Rwanda refuses to discuss migrants with visiting Israeli lawmakers
Opposition MKs Michal Rozin and Mossi Raz turned away by Kigali officials who say they won’t be a ‘playground’ for internal Israeli politics
KIGALI, Rwanda — Rwanda said Friday it wanted no part in Israel’s “internal politics,” after turning away two opposition Israeli lawmakers who wanted to discuss their country’s controversial plan to deport African migrants and asylum seekers.
The MKs said they had come to Rwanda on a “fact-finding mission” to discuss Israeli government policy to expel about 38,000 migrants, mainly Eritreans and Sudanese, who have entered the country illegally.
As the migrants could face danger or imprisonment if returned to their homelands, Israel is offering to relocate them to an unnamed third country, which aid workers say is Rwanda or Uganda.
But Rwandan authorities refused to meet with the Israeli lawmakers.
“Rwanda cannot be a playground for Israeli internal politics. We deal with governments and we only receive foreign officials that are announced and cleared by their foreign ministries,” Foreign Affairs minister Olivier Nduhungirehe told AFP.
“If any Israeli MP has any issue with his or her government about African migrants who are in Israel, he or she should deal with the Israeli government, not ours.”
The Israeli government has given the migrants an ultimatum: leave by April 1 or risk being imprisoned indefinitely.

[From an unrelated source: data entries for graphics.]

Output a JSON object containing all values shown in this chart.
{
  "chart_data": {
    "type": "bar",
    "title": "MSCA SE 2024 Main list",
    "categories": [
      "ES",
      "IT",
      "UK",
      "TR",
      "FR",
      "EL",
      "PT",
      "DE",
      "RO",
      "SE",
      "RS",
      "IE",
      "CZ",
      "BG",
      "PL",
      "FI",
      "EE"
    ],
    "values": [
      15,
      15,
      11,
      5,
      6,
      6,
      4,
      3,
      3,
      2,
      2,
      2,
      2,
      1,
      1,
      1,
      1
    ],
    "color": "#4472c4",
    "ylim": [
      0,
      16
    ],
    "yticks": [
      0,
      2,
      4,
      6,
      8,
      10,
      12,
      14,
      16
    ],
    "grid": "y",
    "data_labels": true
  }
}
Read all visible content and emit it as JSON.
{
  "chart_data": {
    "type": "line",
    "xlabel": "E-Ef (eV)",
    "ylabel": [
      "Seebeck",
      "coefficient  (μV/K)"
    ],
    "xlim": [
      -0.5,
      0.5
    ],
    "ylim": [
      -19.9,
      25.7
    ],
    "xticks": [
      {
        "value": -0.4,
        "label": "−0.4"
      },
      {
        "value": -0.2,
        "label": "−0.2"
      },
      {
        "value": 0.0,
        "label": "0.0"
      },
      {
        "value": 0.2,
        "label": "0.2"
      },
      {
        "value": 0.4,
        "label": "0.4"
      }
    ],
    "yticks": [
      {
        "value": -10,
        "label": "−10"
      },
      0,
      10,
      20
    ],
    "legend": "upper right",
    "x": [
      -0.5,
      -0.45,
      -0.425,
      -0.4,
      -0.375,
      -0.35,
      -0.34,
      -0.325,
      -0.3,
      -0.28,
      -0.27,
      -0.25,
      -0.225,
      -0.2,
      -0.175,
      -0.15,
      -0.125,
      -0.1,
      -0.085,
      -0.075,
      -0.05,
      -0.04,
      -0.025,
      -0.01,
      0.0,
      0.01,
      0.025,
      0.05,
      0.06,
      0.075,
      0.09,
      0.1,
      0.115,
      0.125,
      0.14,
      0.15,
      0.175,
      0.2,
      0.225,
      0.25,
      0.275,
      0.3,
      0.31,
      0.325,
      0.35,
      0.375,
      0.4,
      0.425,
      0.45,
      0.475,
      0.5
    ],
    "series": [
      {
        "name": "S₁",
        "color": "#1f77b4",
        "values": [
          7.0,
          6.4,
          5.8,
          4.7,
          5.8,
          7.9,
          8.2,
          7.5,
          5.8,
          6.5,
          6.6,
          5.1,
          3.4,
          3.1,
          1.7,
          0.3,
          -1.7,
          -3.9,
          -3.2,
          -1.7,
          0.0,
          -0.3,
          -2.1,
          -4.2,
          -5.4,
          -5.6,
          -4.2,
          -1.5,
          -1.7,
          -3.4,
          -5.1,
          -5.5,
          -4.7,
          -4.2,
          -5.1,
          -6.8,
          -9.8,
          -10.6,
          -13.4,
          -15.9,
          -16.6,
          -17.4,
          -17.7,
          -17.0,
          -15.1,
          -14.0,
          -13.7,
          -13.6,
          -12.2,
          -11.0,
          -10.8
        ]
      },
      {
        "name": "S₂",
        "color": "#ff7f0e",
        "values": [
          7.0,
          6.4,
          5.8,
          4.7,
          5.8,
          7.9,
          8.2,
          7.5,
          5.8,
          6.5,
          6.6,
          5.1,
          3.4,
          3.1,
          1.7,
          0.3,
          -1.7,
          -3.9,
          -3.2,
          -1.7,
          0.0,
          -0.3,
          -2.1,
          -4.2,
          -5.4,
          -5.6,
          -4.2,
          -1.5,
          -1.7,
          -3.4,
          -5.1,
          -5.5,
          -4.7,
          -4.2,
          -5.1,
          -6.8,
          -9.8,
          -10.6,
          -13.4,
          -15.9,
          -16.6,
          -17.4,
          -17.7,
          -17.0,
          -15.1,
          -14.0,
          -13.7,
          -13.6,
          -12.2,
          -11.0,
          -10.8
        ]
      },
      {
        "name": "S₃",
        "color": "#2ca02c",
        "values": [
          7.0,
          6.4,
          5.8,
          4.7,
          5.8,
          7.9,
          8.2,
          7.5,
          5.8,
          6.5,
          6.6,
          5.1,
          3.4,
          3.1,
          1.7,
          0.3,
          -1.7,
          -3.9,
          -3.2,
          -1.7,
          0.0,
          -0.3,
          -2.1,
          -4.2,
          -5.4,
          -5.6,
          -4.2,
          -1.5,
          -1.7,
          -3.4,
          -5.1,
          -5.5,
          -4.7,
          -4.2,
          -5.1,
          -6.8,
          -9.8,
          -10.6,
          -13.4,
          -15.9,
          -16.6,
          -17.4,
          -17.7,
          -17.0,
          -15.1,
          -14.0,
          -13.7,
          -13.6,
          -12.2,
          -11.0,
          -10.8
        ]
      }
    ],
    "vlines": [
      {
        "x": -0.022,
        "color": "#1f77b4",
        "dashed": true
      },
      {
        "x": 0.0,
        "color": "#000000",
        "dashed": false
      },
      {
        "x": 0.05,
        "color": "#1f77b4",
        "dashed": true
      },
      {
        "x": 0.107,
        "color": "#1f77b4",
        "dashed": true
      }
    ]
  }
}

Public opposition to the plan in Israel has been slow to build but has been gathering momentum in recent weeks.
“We are on a fact-finding mission to Rwanda because we want to ascertain the truth,” Michal Rozin, a lawmaker for the left-wing opposition party Meretz, told AFP.
“We sent out requests for meetings with Rwandan officials over the illegally planned deportation of Eritrean asylum seekers to Rwanda from Israel, but officials declined to meet us and we wonder why,” she said.
Both countries have denied a secret deal to take in the migrants is in place.
The UN refugee agency has said about 4,000 migrants were deported from Israel to Rwanda between 2013 and 2017.
However, only seven remain in Rwanda, according to UNHCR, with many fleeing poor conditions to neighboring countries — particularly Uganda — or heading for Europe.

“It is clear that once the refugees are sent to Rwanda from Israel, they are not offered the basic necessities like jobs and housing that they are promised,” said Mossi Raz, a Meretz MK and the other member of the Israeli delegation.
“That is why we insist that any deal that is in place to force their deportation to Rwanda should be immediately abandoned,” he said.
The UN has condemned Israel’s expulsion policy, which offers each migrant $3,500 (2,900 euros) and a plane ticket, as incoherent and unsafe.